Daniel Roberts has produced a PhD dissertation on the Letters to Timothy and Titus and the New Perspective on Paul; the full-text work is available in ProQuest.
Roberts, Daniel Wayne. “Reading the Pastoral Epistles from a Canonical Perspective in Light of the New Perspective on Paul.” PhD diss., Southeastern Baptist Theological Seminary, 2020.
Abstract: “The ‘New Perspective on Paul,’ as primarily articulated by E. P. Sanders, James D. G. Dunn, and N. T. Wright, has become a provocative way of understanding Judaism as a pattern of religion characterized by ‘covenantal nomism,’ which stands in contrast to the traditional, Lutheran position that argues the Judaism against which Paul responded was ‘legalistic.’ This ‘new perspective’ of first-century Judaism has remarkably changed the landscape of Pauline studies, but it has done so in isolation from the Pastoral Epistles, which are considered by most critical scholarship to be pseudonymous. Because of the lack of interaction with the Pastoral Epistles by the New Perspective on Paul, this study seeks to test the hermeneutic of the New Perspective on Paul from a canonical perspective, as defined by Brevard Childs, in order to bypass some of the contentious issues of Pauline authorship.
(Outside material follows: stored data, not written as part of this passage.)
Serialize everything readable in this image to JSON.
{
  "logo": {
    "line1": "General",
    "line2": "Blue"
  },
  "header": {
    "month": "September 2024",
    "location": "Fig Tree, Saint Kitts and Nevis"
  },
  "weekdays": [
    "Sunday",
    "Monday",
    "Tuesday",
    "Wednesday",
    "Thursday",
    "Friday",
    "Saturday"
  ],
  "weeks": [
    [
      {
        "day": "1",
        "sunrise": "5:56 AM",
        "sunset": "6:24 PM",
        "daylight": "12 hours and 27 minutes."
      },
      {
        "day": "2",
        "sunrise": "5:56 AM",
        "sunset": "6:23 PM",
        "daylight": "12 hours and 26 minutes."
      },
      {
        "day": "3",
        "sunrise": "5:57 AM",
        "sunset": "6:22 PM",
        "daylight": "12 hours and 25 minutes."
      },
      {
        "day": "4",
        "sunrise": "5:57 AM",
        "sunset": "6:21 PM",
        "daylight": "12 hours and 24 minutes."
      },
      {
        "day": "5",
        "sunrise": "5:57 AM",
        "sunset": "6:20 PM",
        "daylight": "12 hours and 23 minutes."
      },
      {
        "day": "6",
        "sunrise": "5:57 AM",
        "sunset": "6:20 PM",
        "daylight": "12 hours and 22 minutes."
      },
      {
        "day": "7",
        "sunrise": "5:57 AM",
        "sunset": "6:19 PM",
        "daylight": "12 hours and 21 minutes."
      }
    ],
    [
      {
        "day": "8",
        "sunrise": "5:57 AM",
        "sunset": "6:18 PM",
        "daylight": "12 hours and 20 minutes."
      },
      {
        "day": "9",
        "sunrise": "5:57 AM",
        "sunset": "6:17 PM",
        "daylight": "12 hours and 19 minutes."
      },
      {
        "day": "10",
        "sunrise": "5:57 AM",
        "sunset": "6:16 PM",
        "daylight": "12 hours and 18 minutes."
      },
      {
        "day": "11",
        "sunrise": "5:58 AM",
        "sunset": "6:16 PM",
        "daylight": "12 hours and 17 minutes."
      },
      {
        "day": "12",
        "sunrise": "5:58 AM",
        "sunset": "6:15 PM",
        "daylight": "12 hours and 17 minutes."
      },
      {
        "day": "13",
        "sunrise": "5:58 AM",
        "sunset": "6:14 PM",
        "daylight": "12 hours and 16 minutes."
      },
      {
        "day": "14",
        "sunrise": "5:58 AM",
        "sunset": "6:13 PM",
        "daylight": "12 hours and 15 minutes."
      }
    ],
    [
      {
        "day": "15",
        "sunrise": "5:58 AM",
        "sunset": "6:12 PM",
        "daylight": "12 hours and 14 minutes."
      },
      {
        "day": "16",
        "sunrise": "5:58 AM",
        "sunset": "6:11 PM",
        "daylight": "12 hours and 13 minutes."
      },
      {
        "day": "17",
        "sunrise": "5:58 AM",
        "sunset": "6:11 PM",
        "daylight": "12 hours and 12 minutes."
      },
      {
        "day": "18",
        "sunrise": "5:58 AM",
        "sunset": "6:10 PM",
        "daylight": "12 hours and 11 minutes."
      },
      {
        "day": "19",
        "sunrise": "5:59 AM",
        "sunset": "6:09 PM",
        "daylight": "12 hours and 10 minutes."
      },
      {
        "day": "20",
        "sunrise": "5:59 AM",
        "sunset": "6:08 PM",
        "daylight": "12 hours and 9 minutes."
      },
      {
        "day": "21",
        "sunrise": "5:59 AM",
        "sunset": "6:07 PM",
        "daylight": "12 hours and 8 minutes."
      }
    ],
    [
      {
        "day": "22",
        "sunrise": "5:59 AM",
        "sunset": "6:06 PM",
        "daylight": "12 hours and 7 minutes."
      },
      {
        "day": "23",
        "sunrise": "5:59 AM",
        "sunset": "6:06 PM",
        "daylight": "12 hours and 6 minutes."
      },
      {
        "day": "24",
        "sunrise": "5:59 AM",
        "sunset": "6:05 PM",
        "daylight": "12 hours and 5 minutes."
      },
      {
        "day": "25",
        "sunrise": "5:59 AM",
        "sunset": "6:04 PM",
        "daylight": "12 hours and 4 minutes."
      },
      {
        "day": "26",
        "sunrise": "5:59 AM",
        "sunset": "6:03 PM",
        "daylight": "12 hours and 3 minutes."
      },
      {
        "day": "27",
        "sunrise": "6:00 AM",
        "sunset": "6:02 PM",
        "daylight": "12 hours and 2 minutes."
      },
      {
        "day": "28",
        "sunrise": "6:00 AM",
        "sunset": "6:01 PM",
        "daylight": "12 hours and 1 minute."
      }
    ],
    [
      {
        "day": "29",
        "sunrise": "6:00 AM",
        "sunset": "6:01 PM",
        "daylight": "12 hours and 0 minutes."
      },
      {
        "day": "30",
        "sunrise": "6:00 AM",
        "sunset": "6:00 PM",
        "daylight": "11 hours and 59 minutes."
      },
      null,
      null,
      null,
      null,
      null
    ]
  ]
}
The specific passages within the Pastoral Epistles studied in this dissertation were chosen via four tenets of the New Perspective on Paul: Justification and Salvation, Law and Works, Paul’s View of Judaism, and his Opponents. Based on these tenets, the passages studied are 1 Tim 1:6–16, 2:3–7, 2 Tim 1:3, 8–12, and Titus 3:3–7. In consideration of these passages, this dissertation will consider to what degree the New Perspective on Paul’s hermeneutic can find resonance outside ‘undisputed’ Paul. This study is not an attempt to validate or invalidate the New Perspective on Paul, but to test the New Perspective on Paul’s hermeneutic within the Pastoral Epistles.”